Fufuco

Personal information
- Full name: Antonio Paiva Tavares
- Date of birth: 28 February 1986 (age 40)
- Place of birth: Praia, Cape Verde
- Height: 1.80 m (5 ft 11 in)
- Position: Forward

Senior career*
- Years: Team / Apps / (Gls)
- 0000–2008: AD Bairro
- 2008–2010: Boavista Praia
- 2010–2011: Hatta Club
- 2011–2012: Hanoi T&T / 13 / (4)
- 2012–2013: U.D. Leiria / 5 / (0)
- 2013: G.D. Chaves / 8 / (1)
- 2013–2014: CD Operário / 26 / (14)
- 2014–2015: C.R. Caála
- 2015: Domant FC
- 2016–2018: Boavista Praia

International career
- 2009: Cape Verde / 1 / (0)

= Fufuco =

Cape Verdean footballer (born 1986)

António Paiva Tavares (born 28 February 1986), commonly known as Fufuco, is a former Cape Verdean footballer, who played as a forward. He was capped by Cape Verde once against Equatorial Guinea in 2009.

==Career==
===Hanoi T&T===
Traded to Vietnamese outfit Ha Noi T&T in 2011, Fufuco was known for his enthusiastic attitude from the first day of training, making his debut in the last 20 minutes of a game fronting Thanh Hoa.
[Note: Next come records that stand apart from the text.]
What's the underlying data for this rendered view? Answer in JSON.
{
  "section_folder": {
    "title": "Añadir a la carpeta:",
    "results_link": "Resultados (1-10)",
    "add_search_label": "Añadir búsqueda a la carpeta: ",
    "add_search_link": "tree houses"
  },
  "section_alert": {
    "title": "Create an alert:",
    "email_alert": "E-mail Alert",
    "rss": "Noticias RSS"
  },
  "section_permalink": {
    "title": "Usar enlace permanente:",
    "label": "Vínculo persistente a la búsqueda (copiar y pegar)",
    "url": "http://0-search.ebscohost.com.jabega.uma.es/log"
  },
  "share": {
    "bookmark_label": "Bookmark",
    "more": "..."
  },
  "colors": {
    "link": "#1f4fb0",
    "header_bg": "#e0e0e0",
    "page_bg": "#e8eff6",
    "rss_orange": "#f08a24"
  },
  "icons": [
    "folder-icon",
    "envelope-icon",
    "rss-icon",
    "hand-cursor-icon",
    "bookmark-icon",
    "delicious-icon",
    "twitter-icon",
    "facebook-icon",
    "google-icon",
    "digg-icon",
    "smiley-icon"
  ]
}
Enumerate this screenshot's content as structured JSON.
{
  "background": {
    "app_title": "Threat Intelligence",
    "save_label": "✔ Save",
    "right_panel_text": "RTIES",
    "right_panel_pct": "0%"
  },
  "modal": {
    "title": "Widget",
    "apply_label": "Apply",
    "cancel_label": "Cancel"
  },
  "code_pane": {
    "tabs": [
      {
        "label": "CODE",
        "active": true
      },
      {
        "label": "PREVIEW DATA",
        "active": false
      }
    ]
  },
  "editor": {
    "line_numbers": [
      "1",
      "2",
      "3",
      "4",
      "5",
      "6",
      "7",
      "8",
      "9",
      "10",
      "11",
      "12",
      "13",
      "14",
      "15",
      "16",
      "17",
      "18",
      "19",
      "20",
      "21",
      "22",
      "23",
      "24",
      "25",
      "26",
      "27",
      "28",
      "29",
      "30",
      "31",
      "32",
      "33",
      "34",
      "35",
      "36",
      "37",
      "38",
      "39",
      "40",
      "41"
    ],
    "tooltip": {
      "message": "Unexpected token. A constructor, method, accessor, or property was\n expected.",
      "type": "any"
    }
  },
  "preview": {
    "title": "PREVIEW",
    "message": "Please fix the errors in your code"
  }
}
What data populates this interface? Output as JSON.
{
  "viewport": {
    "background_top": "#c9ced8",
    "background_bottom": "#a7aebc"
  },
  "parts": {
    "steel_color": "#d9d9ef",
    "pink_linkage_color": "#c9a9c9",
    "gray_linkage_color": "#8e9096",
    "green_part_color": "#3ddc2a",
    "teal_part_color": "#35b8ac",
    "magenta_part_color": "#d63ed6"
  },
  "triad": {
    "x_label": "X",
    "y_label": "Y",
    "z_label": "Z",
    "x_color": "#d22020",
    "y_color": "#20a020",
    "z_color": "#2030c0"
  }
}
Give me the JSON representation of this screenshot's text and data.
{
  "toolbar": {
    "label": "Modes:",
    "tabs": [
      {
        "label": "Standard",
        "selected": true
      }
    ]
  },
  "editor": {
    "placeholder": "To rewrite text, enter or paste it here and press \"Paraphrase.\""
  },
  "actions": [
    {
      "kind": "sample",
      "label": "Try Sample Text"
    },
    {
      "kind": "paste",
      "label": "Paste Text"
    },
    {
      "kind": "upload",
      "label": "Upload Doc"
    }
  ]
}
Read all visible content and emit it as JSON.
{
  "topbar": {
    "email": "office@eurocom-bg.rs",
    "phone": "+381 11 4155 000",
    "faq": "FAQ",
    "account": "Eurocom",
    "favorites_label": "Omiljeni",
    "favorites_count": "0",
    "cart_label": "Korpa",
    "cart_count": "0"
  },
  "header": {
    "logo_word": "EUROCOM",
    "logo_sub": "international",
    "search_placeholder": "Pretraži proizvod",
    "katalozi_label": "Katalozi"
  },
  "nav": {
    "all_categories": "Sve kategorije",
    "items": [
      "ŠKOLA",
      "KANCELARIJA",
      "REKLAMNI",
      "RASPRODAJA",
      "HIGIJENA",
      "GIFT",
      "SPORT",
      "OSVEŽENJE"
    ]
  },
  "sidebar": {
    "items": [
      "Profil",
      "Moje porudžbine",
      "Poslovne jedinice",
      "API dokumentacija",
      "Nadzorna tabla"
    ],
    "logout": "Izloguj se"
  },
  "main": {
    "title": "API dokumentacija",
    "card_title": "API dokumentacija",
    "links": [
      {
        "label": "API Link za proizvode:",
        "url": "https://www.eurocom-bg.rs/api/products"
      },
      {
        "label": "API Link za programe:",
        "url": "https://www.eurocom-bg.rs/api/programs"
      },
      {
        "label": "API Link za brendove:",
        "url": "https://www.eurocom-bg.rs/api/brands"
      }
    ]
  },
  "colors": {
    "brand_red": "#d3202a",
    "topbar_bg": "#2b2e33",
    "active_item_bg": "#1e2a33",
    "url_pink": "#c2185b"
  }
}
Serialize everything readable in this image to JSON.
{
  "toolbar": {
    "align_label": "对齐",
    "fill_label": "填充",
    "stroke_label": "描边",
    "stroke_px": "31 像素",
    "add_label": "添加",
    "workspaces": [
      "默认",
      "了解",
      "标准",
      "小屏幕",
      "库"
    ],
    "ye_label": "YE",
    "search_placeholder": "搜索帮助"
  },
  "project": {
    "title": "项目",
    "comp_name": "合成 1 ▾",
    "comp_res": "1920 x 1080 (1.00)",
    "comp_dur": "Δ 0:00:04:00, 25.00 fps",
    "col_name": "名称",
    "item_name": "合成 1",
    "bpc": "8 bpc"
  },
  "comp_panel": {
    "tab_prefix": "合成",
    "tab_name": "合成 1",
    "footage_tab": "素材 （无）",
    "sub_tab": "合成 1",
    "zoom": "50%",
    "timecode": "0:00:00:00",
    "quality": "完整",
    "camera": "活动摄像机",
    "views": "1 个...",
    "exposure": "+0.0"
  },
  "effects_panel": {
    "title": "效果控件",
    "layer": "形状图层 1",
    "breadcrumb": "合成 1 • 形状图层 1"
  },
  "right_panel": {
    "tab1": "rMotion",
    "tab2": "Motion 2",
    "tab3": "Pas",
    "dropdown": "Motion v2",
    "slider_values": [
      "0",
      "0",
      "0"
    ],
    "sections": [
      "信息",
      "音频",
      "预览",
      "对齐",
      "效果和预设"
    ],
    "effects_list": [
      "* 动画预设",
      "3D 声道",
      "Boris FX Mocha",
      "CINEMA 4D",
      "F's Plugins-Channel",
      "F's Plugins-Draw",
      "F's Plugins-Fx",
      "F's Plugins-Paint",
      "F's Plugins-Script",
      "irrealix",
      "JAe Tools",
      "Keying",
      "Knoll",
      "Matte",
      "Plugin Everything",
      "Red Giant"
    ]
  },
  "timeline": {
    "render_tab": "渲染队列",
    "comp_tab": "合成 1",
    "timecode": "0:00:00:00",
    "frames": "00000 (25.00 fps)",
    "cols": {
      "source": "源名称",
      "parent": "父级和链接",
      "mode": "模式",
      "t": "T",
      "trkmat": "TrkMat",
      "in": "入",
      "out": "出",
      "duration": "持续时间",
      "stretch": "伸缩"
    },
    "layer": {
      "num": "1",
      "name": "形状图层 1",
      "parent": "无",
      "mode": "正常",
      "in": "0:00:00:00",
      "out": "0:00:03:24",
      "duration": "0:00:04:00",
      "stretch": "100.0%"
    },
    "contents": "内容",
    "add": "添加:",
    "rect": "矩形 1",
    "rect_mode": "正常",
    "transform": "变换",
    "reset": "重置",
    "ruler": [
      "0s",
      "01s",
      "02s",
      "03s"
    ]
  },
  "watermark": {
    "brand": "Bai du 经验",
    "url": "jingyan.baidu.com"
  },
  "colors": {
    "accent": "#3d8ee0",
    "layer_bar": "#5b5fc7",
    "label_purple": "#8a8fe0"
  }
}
Even though he hit a hat-trick in a 6–2 beating of HAGL, the Cape Verdean generally underperformed for the club, earning a red card after complaining about having a goal disallowed versus Khanh Hoa. Seen as puerile by many in Vietnam, he spent prodigally on his Vietnamese girlfriend and did not send money home coupled with disappointing league showings which resulted in him leaving the team by 2012.